The act stipulates that national health insurance is compulsory and that the government is to provide health care and medical services to the insured in case of illness, injury, and childbirth. It further stipulates that the government and contracted providers should regularly make public information on the quality of health care.
The National Health Insurance program (NHI) is administered by the National Health Insurance Administration (NHIA) under the Ministry of Health and Welfare (MoHW) through six regional offices supported by a health information infrastructure. Municipal and district governments may offer additional benefits for residents within their jurisdiction, such as subsidies for out-of-pocket costs for poor residents.

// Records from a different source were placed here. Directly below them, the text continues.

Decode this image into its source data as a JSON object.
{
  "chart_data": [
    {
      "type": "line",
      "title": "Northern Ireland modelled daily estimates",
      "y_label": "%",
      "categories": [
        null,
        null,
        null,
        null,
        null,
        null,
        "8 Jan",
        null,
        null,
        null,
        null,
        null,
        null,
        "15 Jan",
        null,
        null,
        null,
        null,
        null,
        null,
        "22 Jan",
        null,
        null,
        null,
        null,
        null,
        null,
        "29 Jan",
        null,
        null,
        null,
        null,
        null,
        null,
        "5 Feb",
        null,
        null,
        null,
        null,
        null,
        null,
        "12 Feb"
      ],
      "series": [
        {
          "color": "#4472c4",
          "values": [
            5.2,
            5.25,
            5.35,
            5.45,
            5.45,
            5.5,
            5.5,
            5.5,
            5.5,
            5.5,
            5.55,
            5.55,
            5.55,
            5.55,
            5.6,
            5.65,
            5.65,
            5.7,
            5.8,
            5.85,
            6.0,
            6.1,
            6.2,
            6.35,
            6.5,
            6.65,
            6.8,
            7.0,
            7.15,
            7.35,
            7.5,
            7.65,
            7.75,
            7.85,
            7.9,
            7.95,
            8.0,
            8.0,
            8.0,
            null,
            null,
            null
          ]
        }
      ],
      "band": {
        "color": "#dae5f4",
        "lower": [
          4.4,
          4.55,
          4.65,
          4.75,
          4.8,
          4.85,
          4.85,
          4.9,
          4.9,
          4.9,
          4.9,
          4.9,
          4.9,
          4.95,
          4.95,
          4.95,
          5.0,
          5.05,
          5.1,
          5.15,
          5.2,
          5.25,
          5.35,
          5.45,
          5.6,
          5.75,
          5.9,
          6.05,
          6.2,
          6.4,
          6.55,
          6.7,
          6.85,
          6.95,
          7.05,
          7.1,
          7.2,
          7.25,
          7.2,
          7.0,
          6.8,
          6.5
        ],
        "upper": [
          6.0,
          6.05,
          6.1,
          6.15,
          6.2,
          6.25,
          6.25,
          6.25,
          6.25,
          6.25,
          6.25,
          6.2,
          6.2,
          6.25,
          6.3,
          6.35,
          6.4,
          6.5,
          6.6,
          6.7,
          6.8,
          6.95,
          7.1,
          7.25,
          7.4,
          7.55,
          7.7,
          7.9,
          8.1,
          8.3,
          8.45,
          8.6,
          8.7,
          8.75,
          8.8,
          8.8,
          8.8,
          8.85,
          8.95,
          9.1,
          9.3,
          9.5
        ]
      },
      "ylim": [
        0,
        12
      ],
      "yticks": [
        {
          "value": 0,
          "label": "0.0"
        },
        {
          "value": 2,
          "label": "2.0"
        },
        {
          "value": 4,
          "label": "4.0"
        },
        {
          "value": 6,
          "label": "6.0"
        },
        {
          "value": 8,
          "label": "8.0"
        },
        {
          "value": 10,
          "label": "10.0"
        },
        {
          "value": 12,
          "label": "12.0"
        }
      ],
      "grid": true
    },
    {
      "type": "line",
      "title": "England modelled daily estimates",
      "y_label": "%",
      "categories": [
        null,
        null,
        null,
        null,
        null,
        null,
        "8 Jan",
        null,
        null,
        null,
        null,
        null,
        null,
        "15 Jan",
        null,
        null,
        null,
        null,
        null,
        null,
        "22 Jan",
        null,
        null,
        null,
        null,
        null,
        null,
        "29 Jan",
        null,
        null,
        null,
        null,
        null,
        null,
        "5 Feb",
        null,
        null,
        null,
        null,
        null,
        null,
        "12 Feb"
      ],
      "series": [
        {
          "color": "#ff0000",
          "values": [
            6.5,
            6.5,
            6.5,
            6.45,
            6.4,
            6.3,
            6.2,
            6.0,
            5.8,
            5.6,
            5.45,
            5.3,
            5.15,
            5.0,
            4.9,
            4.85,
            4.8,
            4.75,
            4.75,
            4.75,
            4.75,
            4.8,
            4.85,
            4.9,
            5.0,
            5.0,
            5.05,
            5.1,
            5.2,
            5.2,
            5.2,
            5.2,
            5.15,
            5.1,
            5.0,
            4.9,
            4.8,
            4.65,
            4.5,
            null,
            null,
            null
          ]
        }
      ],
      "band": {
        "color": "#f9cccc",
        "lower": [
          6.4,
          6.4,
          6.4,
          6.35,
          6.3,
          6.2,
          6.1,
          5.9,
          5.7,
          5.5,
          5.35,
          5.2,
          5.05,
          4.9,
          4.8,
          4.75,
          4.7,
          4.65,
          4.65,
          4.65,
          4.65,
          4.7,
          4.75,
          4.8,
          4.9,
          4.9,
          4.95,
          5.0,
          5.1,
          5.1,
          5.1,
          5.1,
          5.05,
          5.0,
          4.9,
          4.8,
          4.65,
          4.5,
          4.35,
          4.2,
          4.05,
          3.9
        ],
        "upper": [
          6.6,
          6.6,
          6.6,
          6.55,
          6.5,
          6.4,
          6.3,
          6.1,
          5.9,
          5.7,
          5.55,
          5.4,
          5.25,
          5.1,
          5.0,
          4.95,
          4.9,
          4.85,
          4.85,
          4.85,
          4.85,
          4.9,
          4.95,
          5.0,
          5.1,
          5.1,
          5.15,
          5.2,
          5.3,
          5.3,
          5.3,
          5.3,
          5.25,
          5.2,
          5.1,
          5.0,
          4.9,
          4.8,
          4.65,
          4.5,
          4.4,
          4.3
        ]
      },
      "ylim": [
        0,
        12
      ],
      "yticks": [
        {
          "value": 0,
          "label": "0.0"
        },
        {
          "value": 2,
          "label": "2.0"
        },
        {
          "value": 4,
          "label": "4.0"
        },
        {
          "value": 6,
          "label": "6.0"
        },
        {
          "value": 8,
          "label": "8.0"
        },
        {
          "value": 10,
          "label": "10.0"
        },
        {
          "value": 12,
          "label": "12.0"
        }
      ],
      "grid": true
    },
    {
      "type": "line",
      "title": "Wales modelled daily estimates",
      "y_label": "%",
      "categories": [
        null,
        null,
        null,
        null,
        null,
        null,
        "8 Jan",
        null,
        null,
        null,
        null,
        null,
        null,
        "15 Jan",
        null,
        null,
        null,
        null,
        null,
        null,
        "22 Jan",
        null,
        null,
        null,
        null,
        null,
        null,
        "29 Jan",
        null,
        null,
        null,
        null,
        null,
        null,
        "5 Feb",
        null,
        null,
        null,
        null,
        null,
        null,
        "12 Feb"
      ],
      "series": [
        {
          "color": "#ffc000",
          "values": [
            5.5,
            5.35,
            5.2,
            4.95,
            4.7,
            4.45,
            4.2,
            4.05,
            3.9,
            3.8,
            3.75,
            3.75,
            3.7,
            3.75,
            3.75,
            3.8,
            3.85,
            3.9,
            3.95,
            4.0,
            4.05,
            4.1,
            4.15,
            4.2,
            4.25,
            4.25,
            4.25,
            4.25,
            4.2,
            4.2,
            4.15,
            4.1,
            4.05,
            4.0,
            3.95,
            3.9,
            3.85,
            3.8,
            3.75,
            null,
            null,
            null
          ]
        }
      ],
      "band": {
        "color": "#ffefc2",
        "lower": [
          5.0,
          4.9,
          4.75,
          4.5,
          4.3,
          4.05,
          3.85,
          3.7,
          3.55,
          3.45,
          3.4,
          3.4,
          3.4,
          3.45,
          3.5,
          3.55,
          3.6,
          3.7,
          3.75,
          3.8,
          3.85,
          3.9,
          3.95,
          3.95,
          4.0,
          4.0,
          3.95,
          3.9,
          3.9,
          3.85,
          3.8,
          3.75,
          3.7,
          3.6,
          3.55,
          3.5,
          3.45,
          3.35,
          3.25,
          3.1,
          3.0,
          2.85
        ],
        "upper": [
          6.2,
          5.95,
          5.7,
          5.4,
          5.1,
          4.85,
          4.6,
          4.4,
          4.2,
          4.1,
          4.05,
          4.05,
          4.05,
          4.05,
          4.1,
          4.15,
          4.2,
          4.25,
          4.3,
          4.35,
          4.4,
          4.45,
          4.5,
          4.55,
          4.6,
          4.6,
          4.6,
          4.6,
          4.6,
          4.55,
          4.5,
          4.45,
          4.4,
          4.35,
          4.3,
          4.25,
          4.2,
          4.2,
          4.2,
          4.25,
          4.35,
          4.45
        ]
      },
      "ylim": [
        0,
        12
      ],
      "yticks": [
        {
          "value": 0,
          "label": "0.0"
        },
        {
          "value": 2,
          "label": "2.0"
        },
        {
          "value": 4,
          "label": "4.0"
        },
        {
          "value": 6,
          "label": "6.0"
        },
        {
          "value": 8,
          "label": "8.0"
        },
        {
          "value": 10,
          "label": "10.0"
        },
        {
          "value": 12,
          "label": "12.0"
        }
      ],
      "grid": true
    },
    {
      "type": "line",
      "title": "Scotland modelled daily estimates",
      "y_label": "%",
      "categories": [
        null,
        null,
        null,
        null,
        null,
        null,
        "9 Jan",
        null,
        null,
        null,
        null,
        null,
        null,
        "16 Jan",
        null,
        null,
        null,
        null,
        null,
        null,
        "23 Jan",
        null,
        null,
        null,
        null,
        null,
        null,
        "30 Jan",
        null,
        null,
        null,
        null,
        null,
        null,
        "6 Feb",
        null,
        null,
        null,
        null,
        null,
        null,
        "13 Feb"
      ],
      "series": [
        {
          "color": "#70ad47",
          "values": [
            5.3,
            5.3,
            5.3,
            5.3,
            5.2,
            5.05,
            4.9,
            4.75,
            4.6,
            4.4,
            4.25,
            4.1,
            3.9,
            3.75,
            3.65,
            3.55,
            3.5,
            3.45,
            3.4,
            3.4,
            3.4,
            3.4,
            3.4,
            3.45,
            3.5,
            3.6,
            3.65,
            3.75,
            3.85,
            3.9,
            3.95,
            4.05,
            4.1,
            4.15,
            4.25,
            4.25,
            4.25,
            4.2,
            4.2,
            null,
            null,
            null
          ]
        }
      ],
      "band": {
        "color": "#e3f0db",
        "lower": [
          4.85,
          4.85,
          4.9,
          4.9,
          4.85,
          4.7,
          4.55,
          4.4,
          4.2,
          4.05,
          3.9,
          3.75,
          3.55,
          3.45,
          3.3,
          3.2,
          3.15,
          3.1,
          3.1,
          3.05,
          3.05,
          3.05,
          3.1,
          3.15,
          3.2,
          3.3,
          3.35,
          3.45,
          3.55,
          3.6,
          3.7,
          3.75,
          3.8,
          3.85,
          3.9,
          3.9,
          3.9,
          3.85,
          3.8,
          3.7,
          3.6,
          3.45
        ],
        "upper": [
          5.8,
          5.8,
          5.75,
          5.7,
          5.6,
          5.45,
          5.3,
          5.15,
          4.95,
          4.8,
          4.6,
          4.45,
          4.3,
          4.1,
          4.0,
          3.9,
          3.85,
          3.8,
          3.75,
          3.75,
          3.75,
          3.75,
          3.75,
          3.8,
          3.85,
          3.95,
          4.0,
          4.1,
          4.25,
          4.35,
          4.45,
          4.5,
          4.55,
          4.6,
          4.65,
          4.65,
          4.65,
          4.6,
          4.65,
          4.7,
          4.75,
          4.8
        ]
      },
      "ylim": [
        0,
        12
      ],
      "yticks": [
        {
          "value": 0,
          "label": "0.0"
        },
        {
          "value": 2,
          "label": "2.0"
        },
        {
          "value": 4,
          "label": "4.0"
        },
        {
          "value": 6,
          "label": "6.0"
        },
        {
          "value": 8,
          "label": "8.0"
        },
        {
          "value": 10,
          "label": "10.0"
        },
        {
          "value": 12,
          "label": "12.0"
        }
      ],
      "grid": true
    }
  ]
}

The Affordable Care Act (ACA), enacted in 2010, established “shared responsibility” between the government, employers, and individuals for ensuring that all Americans have access to affordable and good-quality health insurance. However, health coverage remains fragmented, with numerous private and public sources, as well as wide gaps in insured rates across the U.S. population. The Centers for Medicare and Medicaid Services (CMS) administers Medicare, a federal program for adults 65 and older and some people with disabilities, and works in partnership with state governments to administer both Medicaid and the Children’s Health Insurance Program (CHIP), a conglomeration of federal–state programs for certain low-income populations.
Private insurance is regulated mostly at the state level. In 2014, state and federally administered health insurance marketplaces were established to provide additional access to private insurance coverage, with income-based premium subsidies for low- and middle-income people. In addition, states were given the option of participating in a federally subsidized expansion of Medicaid eligibility.